Tuesday, November 12, 2024

Book Review: The Great Taking

Title: The Great Taking 

Author: David Rogers Webb

Date: 2023

Web site: thegreattaking.com

Quote: "[T]his book...is about the  taking of collateral, all of it."

David Rogers Webb worked in the "investment" business. He observed what went on in the money-handling business. Basically, people who handle other people's money want some of it. They want more than their original contracts with their customers allow. When they're allowed to work with governments, as in the Federal Reserve, they find ways to take their customers' money by setting up crashes and crises that devour what credulous people have "invested" with them. They will no doubt find ways to take money that's been invested in gold, in real estate, or in less blatantly unethical businesses, too. What can we do about it, having a Federal Reserve Bank? We can remind ourselves that money isn't everything.

Webb is preaching to the choir with me; I was brought up to despise the idea of money-handling being a business, to recognize all offerings of credit cards and sales pitches for "investment plans" that amount to lending money at interest as strictly things to light fires with. For that reason I don't think I even understand some of his detailed explanations of the scams and schemes Webb has observed in the money-handling business. I get the point of the stories: Some people paid other people to handle large amounts of money for them, and the money handlers stole it, or other money handlers stole it from theirs. I don't follow the details of how each heist was accomplished. 

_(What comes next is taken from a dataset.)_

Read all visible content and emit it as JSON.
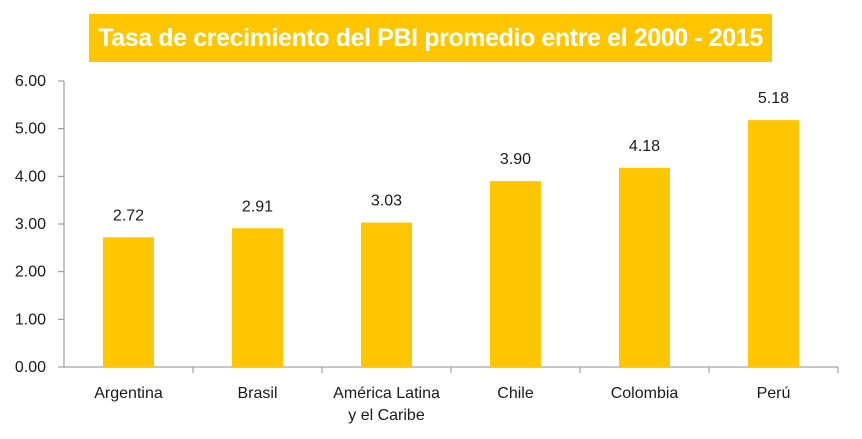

I don't think this book is as well written as it could possibly be, and neither does Webb. He encourages readers to check for updated editions at the book's web site. But his point is clear. He's been a money handler. He wrote this book for his conscience's sake. If you trust any kind of money handler, even a bank owned by neighbors you have personally found trustworthy, you are at risk. And, really, what you can do about it is accept that the treasures of this world are, by nature, things moth and rust corrupt and thieves break in and steal.